Review by Ed Quillen

Transportation – January 1998 – Colorado Central Magazine

Steam Over Tennessee Pass
#SOTP 149871
90-minute video
produced in 1997
by Pentrex
P.O. Box 94911, Pasadena CA 91109-4911
and Steam Over Tennessee Pass: Train Ride Special
#SOTPTRS 149872
also 90 minutes from Pentrex

LAST SUMMER may have been the last time trains ran on the Royal Gorge Route, the old Denver & Rio Grande Western main line now absorbed into the Union Pacific, which wants to abandon it.

In the days of D&RGW passenger service, which ended in 1966, this was “the scenic line of the world,” and the route was still a considerable attraction in 1997.

With abandonment looming, the Sacramento, Calif., chapter of the National Railway Historical Society chartered a train from Denver to the society’s convention in Salt Lake City.

This train, with tickets starting at $400, was not a string of generic Amtrak equipment. It was a consist from the UP’s treasure vault: eighteen refurbished passenger cars, an A-B-A lashup of gleaming streamliner diesels, and, leading the way, steam locomotive No. 844.

It pulled out of Denver Union Station on June 21, spent the night in Cañon City, passed through Central Colorado on June 22 for a night in Grand Junction, and reached Salt Lake City the next day.

Think of this 90-minute video, Steam Over Tennessee Pass, as a documentary of that excursion, and you’ll have it about right.

A narrator explains the train’s progress, starting with a busy day at Denver Union Station — just before the steamer left, another special train departed for Winter Park, carrying the spouses of the national leaders gathered for the Denver Summit of the Eight.

Security relaxed after that, so that 844 could back its train out of the depot (as lower downtown Denver gentrifies, it loses rails, including those leading south from the station) and climb Palmer Divide. It got stuck behind a slow coal drag, so it didn’t have time to stop in Colorado Springs before reaching Pueblo and turning west.

The next day took it into the mountains — the Hanging Bridge and the Royal Gorge, Salida, Brown’s Canyon, Malta, the Tennessee Pass Tunnel, Glenwood Canyon — before it stopped in Grand Junction. Then came a day of desert, as well as some curves, climbs, and descents, to reach Salt Lake City.

In general, Steam Over Tennessee Pass seems to have captured this last-of-a-kind trip quite well. The vantage shifts often, from trackside to distance to aboard the train, and the narrator seldom gets in the way of the train sounds — clickety-clack, squealing flanges, and, of course, the whistle and the chugging — that come through quite well.

And when something seemed curious, like half of a bridge that crossed the tracks and just ended over the Arkansas, the narrator appeared with an answer. I particularly enjoyed the segment of the Tennessee Pass tunnel taken from the west end.
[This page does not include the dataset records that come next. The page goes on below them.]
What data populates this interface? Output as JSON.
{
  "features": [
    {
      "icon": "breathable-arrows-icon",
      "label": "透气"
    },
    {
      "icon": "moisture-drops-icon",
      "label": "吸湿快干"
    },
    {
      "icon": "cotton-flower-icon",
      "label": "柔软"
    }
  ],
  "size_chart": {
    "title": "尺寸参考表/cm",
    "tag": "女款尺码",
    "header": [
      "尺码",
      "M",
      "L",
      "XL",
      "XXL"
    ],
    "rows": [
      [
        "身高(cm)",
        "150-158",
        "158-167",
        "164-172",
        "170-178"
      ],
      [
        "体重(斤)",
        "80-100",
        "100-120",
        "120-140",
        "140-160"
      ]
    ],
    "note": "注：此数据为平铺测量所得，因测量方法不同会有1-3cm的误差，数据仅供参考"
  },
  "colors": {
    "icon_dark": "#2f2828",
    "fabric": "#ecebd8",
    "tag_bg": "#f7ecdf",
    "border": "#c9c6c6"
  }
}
The train is quite visible as it enters, headed straight toward the camera, then the smoke obscures the headlight and the entire train before it emerges in a big cloud.

I wished for more narration of local rail lore, and the pronunciation (“Brown Canyon”) sometimes made it evident that the narrator didn’t live around here. And I wanted a cab shot or two, along with an explanation of what those maintenance guys were doing with their grease guns and oil cans.

I was rather surprised by some good taste, either by Pentrex or our local river runners. It was duly noted that the first ladies’ special was mooned by river folks, and every time I’ve ridden the Zephyr during boat season, we passengers get mooned. But along the Arkansas, even though it teemed with rafts and kayaks that day, no moons. Did the photographers avoid them, the editors eschew them? Or are we just that polite around here?

This video is well crafted, with sufficient scenery, variety, and lore to interest even a non-railfan, and it should appeal to anyone who wants more than a photo or a few minutes of home video to remember the day that last excursion train came through — just two months later, there were no trains at all and the rails now sit rusting, awaiting final abandonment.

Pentrex had enough spare footage of the Tennessee Pass segment to produce a companion, the Steam Over Tennessee Pass: Train Ride Special. It has no narration, and it shows you pretty much what you’d have seen if you’d been aboard the train and looking out between Cañon City and Minturn — the big locomotive occasionally when a curve makes it visible, rafters on the river, Elbert and Massive as the train pounds along Hayden Flats. All the sounds are there, but no views of the train’s interior.

The Special struck me as more for the hard-core rail buff, whereas Steam Over Tennessee Pass should appeal to just about anybody with an interest in this area and its rich main-line rail heritage, now about to end.